Hirngespinster Schauplatz Memmingen

Der Film Hirngespinster spielt in Memmingen und ist ein deutsches Filmdrama von Christian Bach aus dem Jahr 2013. Der Schauspieler Tobias Moretti wurde dafür mit dem Bayerischen Filmpreis ausgezeichnet. Viele Szenen wurden direkt in der Altstadt und in Wohngebieten der Stadt gedreht. Die vertrauten Gassen, der Marktplatz und die typische bayerische Kleinstadtatmosphäre bilden den realen Hintergrund der Geschichte. Im Mittelpunkt steht Simon Dallinger, der mit seiner Familie in Memmingen lebt. Sein Vater Hans, ein Architekt, leidet an Schizophrenie. Gleich zu Beginn sorgt ein Vorfall an einem Wohnhaus in der Stadt für Aufsehen: Hans glaubt, über eine Satellitenschüssel Signale zu empfangen. Polizei und Rettungskräfte greifen ein – Szenen, die bewusst im echten Stadtbild Memmingens inszeniert wurden.

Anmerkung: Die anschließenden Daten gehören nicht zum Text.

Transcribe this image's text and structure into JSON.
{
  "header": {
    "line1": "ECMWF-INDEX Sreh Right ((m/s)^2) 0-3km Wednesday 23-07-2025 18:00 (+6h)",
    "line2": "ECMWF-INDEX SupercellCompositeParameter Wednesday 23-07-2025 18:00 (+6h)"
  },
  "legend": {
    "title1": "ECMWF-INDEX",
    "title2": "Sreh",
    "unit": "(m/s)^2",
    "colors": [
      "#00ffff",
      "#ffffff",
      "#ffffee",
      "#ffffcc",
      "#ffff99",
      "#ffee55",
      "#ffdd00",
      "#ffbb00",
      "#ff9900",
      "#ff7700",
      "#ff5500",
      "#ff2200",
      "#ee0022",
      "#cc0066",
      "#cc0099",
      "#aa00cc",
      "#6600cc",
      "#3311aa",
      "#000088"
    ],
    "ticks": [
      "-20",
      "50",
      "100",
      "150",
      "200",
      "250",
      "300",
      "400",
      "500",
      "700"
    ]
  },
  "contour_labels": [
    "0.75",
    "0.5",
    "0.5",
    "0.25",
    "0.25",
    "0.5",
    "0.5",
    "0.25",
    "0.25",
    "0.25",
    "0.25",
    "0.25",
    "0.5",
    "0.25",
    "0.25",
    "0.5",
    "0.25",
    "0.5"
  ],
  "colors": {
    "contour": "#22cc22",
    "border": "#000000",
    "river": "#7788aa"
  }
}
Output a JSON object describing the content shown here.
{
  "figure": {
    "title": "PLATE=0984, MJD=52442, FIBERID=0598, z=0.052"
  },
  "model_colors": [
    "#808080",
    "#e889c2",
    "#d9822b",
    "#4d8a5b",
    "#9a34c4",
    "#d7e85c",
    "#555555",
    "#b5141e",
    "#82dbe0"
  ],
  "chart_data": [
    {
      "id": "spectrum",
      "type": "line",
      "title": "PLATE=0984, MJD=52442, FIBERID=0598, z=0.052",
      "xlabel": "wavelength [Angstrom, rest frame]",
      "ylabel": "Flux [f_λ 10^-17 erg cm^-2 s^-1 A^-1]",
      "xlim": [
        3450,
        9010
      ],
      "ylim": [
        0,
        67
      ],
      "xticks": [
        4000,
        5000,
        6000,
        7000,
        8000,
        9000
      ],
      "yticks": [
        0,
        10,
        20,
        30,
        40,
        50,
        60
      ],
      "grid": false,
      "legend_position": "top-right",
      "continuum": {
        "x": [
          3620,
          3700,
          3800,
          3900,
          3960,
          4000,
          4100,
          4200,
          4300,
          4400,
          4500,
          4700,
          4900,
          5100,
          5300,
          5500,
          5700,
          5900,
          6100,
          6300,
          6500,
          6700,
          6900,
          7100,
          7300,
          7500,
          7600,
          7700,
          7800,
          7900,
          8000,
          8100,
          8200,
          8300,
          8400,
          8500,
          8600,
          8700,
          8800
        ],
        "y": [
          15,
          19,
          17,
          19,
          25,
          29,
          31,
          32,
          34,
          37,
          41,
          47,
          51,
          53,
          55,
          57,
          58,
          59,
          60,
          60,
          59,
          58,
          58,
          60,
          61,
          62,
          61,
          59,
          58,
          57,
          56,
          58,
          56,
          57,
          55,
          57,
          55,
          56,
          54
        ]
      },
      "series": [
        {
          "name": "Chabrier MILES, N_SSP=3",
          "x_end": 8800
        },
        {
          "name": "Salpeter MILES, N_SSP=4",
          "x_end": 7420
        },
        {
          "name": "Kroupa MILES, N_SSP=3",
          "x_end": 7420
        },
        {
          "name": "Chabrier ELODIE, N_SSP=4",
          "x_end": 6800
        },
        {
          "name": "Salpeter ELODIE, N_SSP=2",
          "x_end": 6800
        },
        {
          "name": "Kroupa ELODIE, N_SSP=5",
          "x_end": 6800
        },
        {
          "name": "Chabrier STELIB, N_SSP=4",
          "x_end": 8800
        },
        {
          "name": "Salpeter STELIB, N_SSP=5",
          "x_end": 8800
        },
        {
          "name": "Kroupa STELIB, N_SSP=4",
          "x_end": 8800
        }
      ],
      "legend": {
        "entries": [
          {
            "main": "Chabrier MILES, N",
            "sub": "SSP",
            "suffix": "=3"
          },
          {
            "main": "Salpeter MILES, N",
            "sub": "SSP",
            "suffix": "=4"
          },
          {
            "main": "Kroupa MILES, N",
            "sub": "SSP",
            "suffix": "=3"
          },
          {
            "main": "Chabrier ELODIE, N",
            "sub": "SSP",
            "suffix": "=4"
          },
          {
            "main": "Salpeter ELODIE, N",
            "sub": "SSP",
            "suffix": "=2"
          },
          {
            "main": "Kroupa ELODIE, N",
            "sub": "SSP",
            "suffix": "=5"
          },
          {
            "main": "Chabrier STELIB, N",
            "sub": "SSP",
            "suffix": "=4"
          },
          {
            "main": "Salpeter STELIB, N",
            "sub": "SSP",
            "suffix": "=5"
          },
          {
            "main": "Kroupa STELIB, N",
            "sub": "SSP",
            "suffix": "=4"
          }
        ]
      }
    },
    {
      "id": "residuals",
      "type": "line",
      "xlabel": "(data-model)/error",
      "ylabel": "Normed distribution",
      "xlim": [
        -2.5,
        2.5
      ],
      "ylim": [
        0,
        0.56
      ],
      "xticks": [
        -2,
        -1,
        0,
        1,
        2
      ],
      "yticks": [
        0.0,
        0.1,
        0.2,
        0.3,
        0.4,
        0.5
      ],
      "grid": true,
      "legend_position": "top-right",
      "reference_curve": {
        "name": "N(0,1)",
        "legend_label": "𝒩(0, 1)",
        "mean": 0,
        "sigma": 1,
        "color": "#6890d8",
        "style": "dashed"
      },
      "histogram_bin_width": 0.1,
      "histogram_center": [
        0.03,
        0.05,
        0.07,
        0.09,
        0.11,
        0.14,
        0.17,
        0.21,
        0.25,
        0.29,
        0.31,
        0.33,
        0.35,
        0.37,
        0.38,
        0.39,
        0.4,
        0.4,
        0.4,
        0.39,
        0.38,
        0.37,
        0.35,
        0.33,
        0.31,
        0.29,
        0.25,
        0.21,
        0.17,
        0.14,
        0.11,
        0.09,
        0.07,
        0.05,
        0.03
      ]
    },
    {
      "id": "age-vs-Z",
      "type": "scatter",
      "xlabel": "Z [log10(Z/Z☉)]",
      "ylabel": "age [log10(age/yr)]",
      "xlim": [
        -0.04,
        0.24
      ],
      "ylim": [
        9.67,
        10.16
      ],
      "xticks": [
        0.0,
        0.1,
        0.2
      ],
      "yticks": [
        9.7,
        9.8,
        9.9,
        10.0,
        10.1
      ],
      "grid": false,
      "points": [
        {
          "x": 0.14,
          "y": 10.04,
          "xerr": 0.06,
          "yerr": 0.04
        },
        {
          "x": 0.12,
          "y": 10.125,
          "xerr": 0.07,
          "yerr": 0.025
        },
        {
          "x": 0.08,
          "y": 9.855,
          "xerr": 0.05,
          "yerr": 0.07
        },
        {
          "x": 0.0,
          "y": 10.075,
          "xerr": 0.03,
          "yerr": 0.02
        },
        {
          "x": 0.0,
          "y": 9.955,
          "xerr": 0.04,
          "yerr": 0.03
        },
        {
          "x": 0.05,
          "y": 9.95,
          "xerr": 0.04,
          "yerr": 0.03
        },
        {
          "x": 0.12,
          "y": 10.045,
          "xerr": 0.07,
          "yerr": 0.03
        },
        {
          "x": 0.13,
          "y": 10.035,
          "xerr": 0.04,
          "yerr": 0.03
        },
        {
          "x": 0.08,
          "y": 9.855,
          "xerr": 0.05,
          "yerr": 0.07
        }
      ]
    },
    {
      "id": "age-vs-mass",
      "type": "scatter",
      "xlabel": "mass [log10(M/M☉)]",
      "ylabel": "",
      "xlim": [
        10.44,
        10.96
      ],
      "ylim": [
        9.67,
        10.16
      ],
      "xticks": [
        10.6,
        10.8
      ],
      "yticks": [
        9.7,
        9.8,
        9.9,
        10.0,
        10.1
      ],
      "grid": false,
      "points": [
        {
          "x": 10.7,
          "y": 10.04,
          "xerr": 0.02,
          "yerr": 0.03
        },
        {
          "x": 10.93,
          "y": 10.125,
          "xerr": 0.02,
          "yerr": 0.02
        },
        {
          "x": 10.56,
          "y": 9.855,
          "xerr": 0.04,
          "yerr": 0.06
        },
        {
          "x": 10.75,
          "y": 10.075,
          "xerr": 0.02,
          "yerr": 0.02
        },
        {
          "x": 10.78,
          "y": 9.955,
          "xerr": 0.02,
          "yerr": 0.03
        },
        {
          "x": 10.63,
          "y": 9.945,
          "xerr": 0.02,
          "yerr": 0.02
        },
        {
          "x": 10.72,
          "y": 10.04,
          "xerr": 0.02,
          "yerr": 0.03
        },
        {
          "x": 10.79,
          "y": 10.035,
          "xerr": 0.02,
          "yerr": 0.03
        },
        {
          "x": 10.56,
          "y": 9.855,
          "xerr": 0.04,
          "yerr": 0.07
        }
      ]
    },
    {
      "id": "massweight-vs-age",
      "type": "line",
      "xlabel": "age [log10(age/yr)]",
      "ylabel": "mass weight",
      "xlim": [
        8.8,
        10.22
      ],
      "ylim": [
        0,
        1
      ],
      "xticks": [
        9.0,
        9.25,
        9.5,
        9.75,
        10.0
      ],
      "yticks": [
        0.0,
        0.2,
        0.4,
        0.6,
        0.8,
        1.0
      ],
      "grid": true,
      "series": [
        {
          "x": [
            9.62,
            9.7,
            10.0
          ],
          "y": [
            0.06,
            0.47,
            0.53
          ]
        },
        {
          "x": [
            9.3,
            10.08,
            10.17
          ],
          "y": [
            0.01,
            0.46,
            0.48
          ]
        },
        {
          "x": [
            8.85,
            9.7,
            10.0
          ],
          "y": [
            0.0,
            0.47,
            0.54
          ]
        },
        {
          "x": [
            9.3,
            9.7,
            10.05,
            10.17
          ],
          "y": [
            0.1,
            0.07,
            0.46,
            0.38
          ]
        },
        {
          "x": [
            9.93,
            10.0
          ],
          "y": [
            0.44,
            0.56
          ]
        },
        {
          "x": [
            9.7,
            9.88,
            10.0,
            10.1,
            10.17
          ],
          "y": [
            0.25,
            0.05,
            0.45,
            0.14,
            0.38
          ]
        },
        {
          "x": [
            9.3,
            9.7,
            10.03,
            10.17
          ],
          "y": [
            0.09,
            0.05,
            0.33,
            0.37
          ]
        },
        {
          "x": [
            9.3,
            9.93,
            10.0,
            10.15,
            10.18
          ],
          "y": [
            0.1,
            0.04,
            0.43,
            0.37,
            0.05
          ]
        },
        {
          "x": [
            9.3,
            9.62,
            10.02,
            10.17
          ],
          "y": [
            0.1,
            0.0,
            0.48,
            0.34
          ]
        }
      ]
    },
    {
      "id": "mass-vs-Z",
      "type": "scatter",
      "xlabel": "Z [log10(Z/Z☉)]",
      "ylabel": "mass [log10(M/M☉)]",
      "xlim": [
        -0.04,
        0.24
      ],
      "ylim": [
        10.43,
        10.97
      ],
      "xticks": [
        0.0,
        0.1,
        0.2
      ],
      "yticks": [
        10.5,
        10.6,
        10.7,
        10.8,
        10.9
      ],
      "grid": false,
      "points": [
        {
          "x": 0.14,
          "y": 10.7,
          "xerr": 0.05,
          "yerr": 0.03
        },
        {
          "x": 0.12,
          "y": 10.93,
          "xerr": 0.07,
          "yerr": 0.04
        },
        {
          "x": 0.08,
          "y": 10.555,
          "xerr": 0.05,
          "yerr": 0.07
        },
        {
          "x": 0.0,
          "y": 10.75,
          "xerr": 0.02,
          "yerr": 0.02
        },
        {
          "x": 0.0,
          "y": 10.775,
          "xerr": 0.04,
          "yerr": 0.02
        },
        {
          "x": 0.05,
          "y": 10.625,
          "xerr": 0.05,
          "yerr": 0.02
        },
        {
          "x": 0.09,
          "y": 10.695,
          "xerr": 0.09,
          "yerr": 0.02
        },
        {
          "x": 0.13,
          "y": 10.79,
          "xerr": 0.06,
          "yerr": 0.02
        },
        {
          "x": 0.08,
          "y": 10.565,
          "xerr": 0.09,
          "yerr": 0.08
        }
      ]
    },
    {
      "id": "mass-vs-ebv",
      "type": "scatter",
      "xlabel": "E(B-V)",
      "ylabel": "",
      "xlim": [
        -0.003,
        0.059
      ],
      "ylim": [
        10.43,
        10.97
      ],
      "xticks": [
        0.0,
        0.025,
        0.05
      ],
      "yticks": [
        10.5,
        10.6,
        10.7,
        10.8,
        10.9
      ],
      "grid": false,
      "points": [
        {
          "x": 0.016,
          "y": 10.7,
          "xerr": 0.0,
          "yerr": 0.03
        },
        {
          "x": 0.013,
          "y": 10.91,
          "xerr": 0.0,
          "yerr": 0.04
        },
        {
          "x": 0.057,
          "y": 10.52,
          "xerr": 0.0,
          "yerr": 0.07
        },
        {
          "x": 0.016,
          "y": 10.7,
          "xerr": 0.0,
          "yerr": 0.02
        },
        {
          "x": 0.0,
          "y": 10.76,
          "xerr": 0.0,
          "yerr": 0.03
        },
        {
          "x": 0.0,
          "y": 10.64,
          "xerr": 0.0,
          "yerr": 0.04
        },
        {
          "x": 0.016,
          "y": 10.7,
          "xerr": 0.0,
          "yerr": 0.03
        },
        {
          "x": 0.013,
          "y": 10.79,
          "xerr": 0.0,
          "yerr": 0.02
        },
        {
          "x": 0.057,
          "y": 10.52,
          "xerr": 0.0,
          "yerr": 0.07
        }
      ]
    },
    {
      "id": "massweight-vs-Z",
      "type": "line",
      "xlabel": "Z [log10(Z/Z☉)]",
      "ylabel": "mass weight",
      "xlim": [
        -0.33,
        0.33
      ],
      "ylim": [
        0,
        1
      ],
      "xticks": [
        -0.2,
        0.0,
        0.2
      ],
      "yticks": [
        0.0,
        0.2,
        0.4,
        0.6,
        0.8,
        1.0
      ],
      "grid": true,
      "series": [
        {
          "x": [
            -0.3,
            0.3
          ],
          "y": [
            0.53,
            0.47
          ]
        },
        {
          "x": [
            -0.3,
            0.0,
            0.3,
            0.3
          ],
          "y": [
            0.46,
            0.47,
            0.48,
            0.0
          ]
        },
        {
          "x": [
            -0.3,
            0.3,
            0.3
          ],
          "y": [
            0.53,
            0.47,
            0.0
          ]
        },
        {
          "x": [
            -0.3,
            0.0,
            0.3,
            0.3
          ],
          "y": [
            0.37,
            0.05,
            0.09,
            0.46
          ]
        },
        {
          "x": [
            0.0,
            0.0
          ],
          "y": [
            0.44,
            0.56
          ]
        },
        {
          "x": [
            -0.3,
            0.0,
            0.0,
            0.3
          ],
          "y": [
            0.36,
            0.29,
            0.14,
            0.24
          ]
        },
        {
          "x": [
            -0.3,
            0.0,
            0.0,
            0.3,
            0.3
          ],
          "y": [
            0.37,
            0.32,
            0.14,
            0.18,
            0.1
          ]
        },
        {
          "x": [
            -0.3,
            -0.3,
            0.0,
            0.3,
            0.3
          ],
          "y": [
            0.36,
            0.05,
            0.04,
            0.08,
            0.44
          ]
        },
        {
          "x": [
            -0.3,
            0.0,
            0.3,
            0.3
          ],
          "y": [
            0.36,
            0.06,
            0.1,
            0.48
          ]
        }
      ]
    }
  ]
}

Während Hans in einer psychiatrischen Klinik behandelt wird, bewegt sich Simon zwischen Krankenhaus, Arbeitsamt und den Straßen seiner Heimatstadt. Die Enge der Kleinstadt wird spürbar: Man kennt sich, Gerüchte verbreiten sich schnell. Gleichzeitig zeigt der Film Memmingen nicht nur als Kulisse, sondern als Lebensraum – mit ruhigen Wohnvierteln, historischen Gebäuden und alltäglichem Stadtleben. Die Liebesgeschichte zwischen Simon und Verena entwickelt sich ebenfalls vor diesem realen Hintergrund. Zwischen Hoffnung und Rückschlägen kämpft Simon darum, Verantwortung zu übernehmen, ohne selbst daran zu zerbrechen. So verbindet der Film eine intensive Familiengeschichte mit authentischen Schauplätzen in Memmingen und macht die Stadt zu einem festen Bestandteil der Erzählung.